Na Cidade dos Pobres (Gibran)

Ontem, libertei-me do barulho da cidade e saí a caminhar por arredores mais tranqüilos até atingir um cume elevado que a natureza havia enfeitado com suas jóias mais belas. Diante de mim, estendia-se a cidade com seus arranha-céus e suas mansões, sob as densas nuvens de fumaça dos veículos e das indústrias.

Ante aquele lugar bucólico, me ponho a meditar sobre as atividades humanas. Achei-as, na sua maioria, mera agitação e fadiga. Esquecendo o homem, desviei o olhar para o campo, sede da glória divina e, não muito distante, vi uma necrópole, com seus túmulos de mármore rodeados por pinheiros.

Frente à cidade dos vivos e à dos mortos continuei a pensar. Pensava no movimento permanente e na luta incansável da primeira, e na quietude e paz que dominam na outra. Na primeira, lutam a esperança e o desespero, o amor e o ódio, a pobreza e a opulência, a fé e o ceticismo. Na outra a natureza acumula pó sobre pó, e neles ela cria, tranqüilamente, árvores e flores.

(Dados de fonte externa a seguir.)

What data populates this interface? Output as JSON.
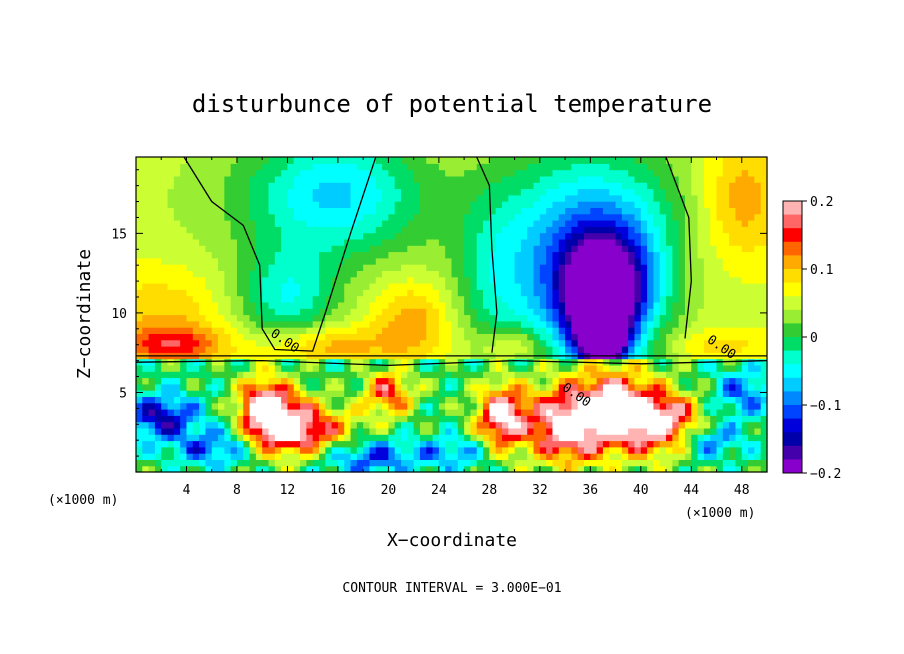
{
  "chart_data": {
    "type": "heatmap",
    "title": "disturbunce of potential temperature",
    "xlabel": "X−coordinate",
    "ylabel": "Z−coordinate",
    "x_unit": "(×1000 m)",
    "x_ticks": [
      "4",
      "8",
      "12",
      "16",
      "20",
      "24",
      "28",
      "32",
      "36",
      "40",
      "44",
      "48"
    ],
    "y_ticks": [
      "5",
      "10",
      "15"
    ],
    "xlim": [
      0,
      50
    ],
    "ylim": [
      0,
      19.8
    ],
    "contour_interval_text": "CONTOUR INTERVAL = 3.000E−01",
    "contour_label": "0.00",
    "colorbar": {
      "ticks": [
        "0.2",
        "0.1",
        "0",
        "−0.1",
        "−0.2"
      ],
      "range": [
        -0.2,
        0.2
      ],
      "colors": [
        "#ffb3b3",
        "#ff6666",
        "#ff0000",
        "#ff6600",
        "#ffaa00",
        "#ffdd00",
        "#ffff00",
        "#ccff33",
        "#99ee33",
        "#33cc33",
        "#00dd66",
        "#00ffcc",
        "#00ffff",
        "#00ccff",
        "#0088ff",
        "#0044ff",
        "#0000dd",
        "#0000aa",
        "#4400aa",
        "#8800cc"
      ]
    },
    "field_blobs": [
      {
        "x": 8,
        "z": 17,
        "rx": 14,
        "rz": 6,
        "v": 0.04
      },
      {
        "x": 16,
        "z": 17.5,
        "rx": 7,
        "rz": 4,
        "v": -0.05
      },
      {
        "x": 12,
        "z": 11,
        "rx": 4,
        "rz": 3,
        "v": -0.03
      },
      {
        "x": 2,
        "z": 10,
        "rx": 5,
        "rz": 3,
        "v": 0.1
      },
      {
        "x": 22,
        "z": 9.5,
        "rx": 3,
        "rz": 2.5,
        "v": 0.12
      },
      {
        "x": 25,
        "z": 16,
        "rx": 4,
        "rz": 4,
        "v": 0.06
      },
      {
        "x": 28,
        "z": 12,
        "rx": 2.5,
        "rz": 6,
        "v": 0.03
      },
      {
        "x": 36,
        "z": 13,
        "rx": 8,
        "rz": 7,
        "v": -0.12
      },
      {
        "x": 37,
        "z": 11,
        "rx": 3,
        "rz": 3.5,
        "v": -0.17
      },
      {
        "x": 37,
        "z": 8.5,
        "rx": 1.6,
        "rz": 1.6,
        "v": -0.2
      },
      {
        "x": 44,
        "z": 12,
        "rx": 3,
        "rz": 5,
        "v": 0.09
      },
      {
        "x": 48,
        "z": 17,
        "rx": 3,
        "rz": 4,
        "v": 0.12
      },
      {
        "x": 30,
        "z": 8,
        "rx": 3,
        "rz": 1.2,
        "v": 0.12
      },
      {
        "x": 40,
        "z": 9,
        "rx": 3,
        "rz": 1.5,
        "v": 0.08
      },
      {
        "x": 15,
        "z": 8,
        "rx": 5,
        "rz": 1.2,
        "v": 0.12
      },
      {
        "x": 3,
        "z": 8,
        "rx": 4,
        "rz": 1.2,
        "v": 0.14
      },
      {
        "x": 46,
        "z": 8,
        "rx": 4,
        "rz": 1.0,
        "v": 0.1
      }
    ],
    "lower_layer_blobs": [
      {
        "x": 2,
        "z": 3.5,
        "rx": 3,
        "rz": 1.5,
        "v": -0.15
      },
      {
        "x": 6,
        "z": 1.5,
        "rx": 3,
        "rz": 1.2,
        "v": -0.1
      },
      {
        "x": 10,
        "z": 4,
        "rx": 2,
        "rz": 2,
        "v": 0.2
      },
      {
        "x": 12,
        "z": 3,
        "rx": 2.5,
        "rz": 2,
        "v": 0.18
      },
      {
        "x": 15,
        "z": 2.5,
        "rx": 3,
        "rz": 1.6,
        "v": 0.12
      },
      {
        "x": 18,
        "z": 1,
        "rx": 4,
        "rz": 1.2,
        "v": -0.12
      },
      {
        "x": 20,
        "z": 5,
        "rx": 2,
        "rz": 1.5,
        "v": 0.15
      },
      {
        "x": 25,
        "z": 1.2,
        "rx": 3,
        "rz": 1.1,
        "v": -0.08
      },
      {
        "x": 29,
        "z": 3.5,
        "rx": 2,
        "rz": 2,
        "v": 0.22
      },
      {
        "x": 34,
        "z": 3,
        "rx": 3,
        "rz": 2.5,
        "v": 0.22
      },
      {
        "x": 38,
        "z": 4,
        "rx": 3,
        "rz": 2.5,
        "v": 0.22
      },
      {
        "x": 42,
        "z": 3,
        "rx": 3,
        "rz": 2,
        "v": 0.22
      },
      {
        "x": 45,
        "z": 2,
        "rx": 3,
        "rz": 1.2,
        "v": -0.12
      },
      {
        "x": 48,
        "z": 5,
        "rx": 2.5,
        "rz": 1.5,
        "v": -0.1
      }
    ]
  }
}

Enquanto me entregava a essas meditações, chamou-me a atenção uma multidão que avançava, vagarosamente, precedida por um elegante carro fúnebre engalanado por coroas de flores de muitas cores. No cortejo havia majestade, poder e homens de todas as classes. Era o funeral de alguém rico e poderoso: um cadáver que os vivos levavam para sua nova morada entre choros e lágrimas. Quando o cortejo atingiu o mausoléu e o ataúde era retirado de sua condução, consegui distingui-lo. Estava recoberto de elaboradas inscrições, desenhos e cercado por suntuosas coroas de flores. Agruparam-se todos a sua volta; um sacerdote tomou a frente de todos para orar, salmodiar e queimar incenso. Depois, sucederam-se os oradores e os poetas com suas elegias. Enfim, dispersou-se a multidão; voltou o cortejo à cidade, enquanto eu continuava a observá-lo de longe e a meditar.

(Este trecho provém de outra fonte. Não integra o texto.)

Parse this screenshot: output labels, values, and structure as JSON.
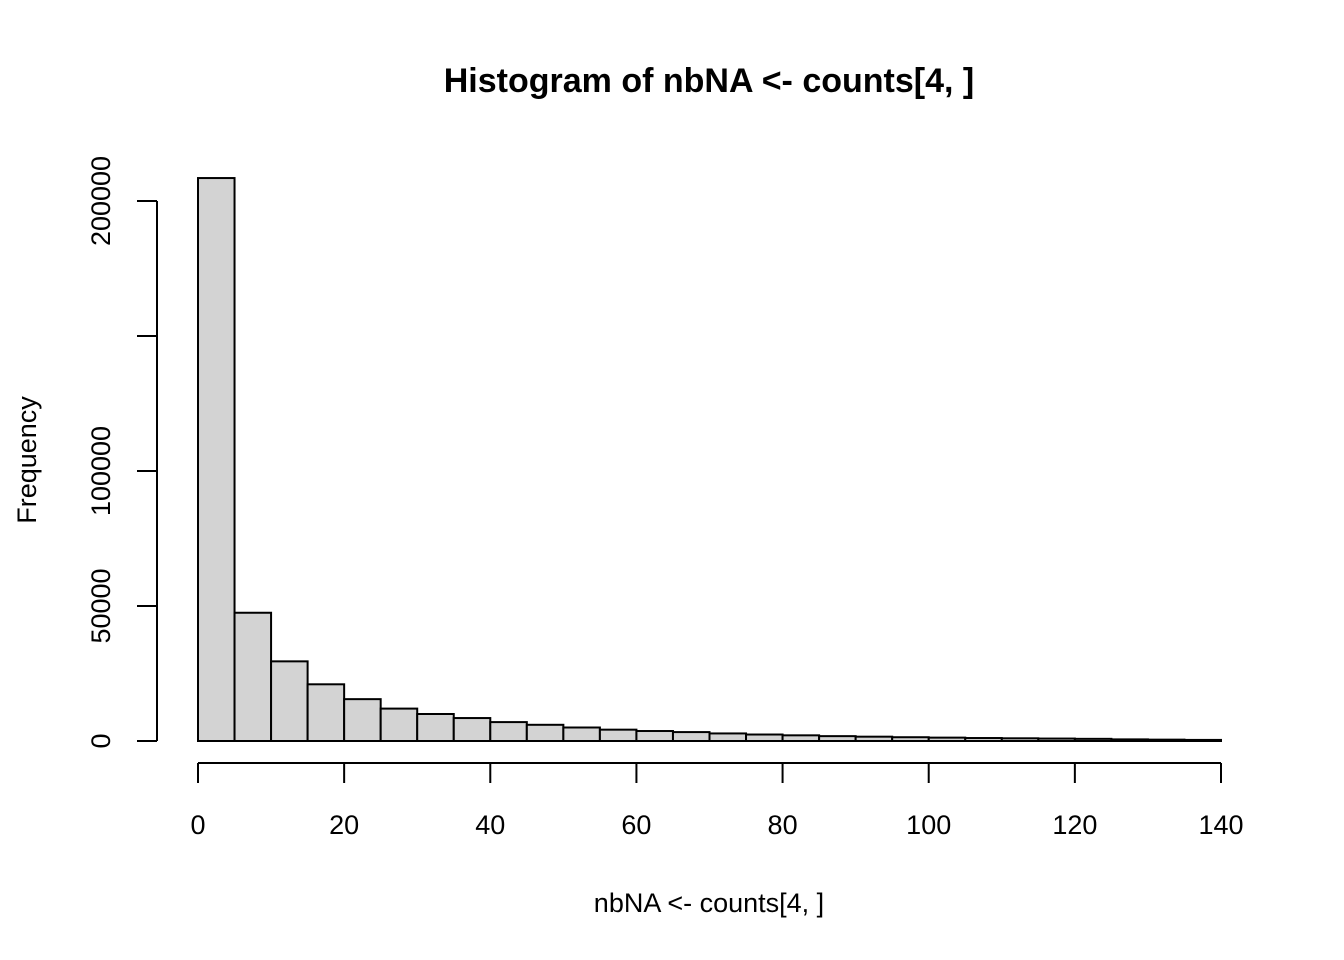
{
  "chart_data": {
    "type": "bar",
    "title": "Histogram of nbNA <- counts[4, ]",
    "xlabel": "nbNA <- counts[4, ]",
    "ylabel": "Frequency",
    "bin_width": 5,
    "bin_starts": [
      0,
      5,
      10,
      15,
      20,
      25,
      30,
      35,
      40,
      45,
      50,
      55,
      60,
      65,
      70,
      75,
      80,
      85,
      90,
      95,
      100,
      105,
      110,
      115,
      120,
      125,
      130,
      135
    ],
    "values": [
      208500,
      47500,
      29500,
      21000,
      15500,
      12000,
      10000,
      8500,
      7000,
      6000,
      5000,
      4200,
      3700,
      3300,
      2800,
      2400,
      2100,
      1800,
      1600,
      1400,
      1250,
      1100,
      1000,
      900,
      800,
      600,
      500,
      400
    ],
    "xlim": [
      0,
      140
    ],
    "ylim": [
      0,
      210000
    ],
    "x_ticks": [
      0,
      20,
      40,
      60,
      80,
      100,
      120,
      140
    ],
    "x_tick_labels": [
      "0",
      "20",
      "40",
      "60",
      "80",
      "100",
      "120",
      "140"
    ],
    "y_ticks": [
      0,
      50000,
      100000,
      150000,
      200000
    ],
    "y_tick_labels": [
      "0",
      "50000",
      "100000",
      "",
      "200000"
    ],
    "grid": false,
    "bar_color": "#d3d3d3",
    "edge_color": "#000000"
  }
}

Logo, o sol começou a descer para o poente, prolongando cada vez mais a sombra das árvores, e a natureza despiu pouco a pouco seu vestido de ouro. A um ruído, me virei e vi dois homens carregando um caixão de madeira comum, seguido por uma mulher em farrapos que segurava uma criança no colo e por um vira-lata miserável que olhava ora para a mulher, ora para o caixão. Era o enterro de um pobre. A mulher era sua esposa, que vertia as lágrimas da dor; a criança era seu filho, que chorava quando via a mãe chorar; o cachorro era seu amigo fiel, que pressentia o que se passava e andava com tristeza.

Chegou o pequeno cortejo ao cemitério; e logo foram enterrar o morto num canto distante, longe dos túmulos de mármore. Depois, afastaram-se num silêncio comovente. Observei-os, até desaparecerem por detrás das árvores.

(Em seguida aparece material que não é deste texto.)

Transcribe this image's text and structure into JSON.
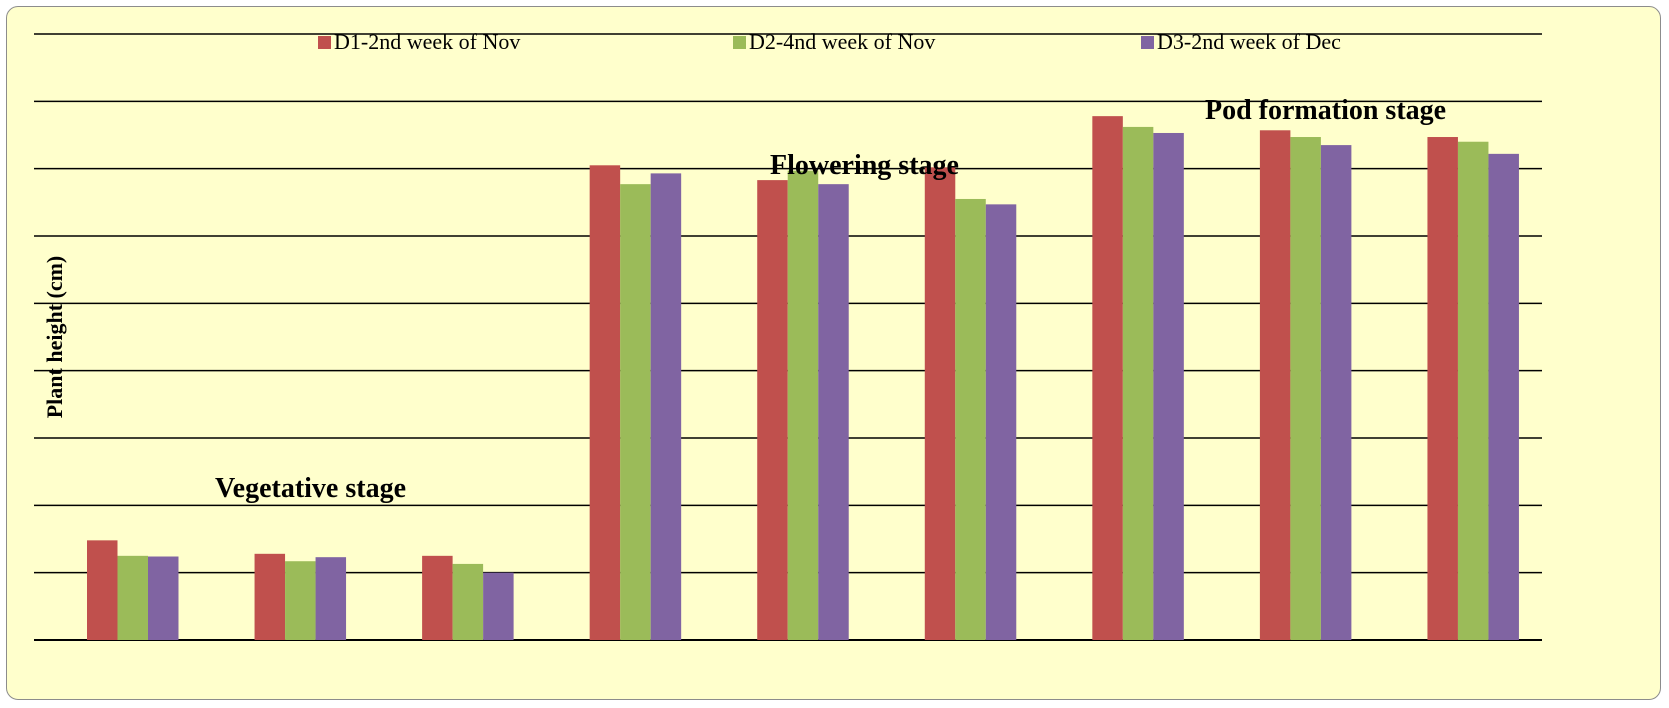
{
  "chart_data": {
    "type": "bar",
    "title": "",
    "xlabel": "",
    "ylabel": "Plant height (cm)",
    "ylim": [
      0,
      9
    ],
    "grid": true,
    "legend_position": "top",
    "categories": [
      "",
      "",
      "",
      "",
      "",
      "",
      "",
      "",
      ""
    ],
    "series": [
      {
        "name": "D1-2nd week of Nov",
        "color": "#c0504d",
        "values": [
          1.48,
          1.28,
          1.25,
          7.05,
          6.83,
          7.02,
          7.78,
          7.57,
          7.47
        ]
      },
      {
        "name": "D2-4nd week of Nov",
        "color": "#9bbb59",
        "values": [
          1.25,
          1.17,
          1.13,
          6.77,
          6.97,
          6.55,
          7.62,
          7.47,
          7.4
        ]
      },
      {
        "name": "D3-2nd week of Dec",
        "color": "#8064a2",
        "values": [
          1.24,
          1.23,
          1.0,
          6.93,
          6.77,
          6.47,
          7.53,
          7.35,
          7.22
        ]
      }
    ],
    "annotations": [
      "Vegetative stage",
      "Flowering stage",
      "Pod formation stage"
    ]
  }
}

Olhei, então, para a cidade dos vivos, e disse a mim mesmo: Ela pertence aos ricos e poderosos. Olhei então para a cidade dos mortos, e disse a mim mesmo: Ela também pertence aos ricos e poderosos. Onde está, ó Deus, a cidade dos pobres e humildes?
Ao fazer a pergunta, fitei as densas nuvens coloridas pelos últimos raios de sol e ouvi uma voz no meu interior responder: “Lá!”.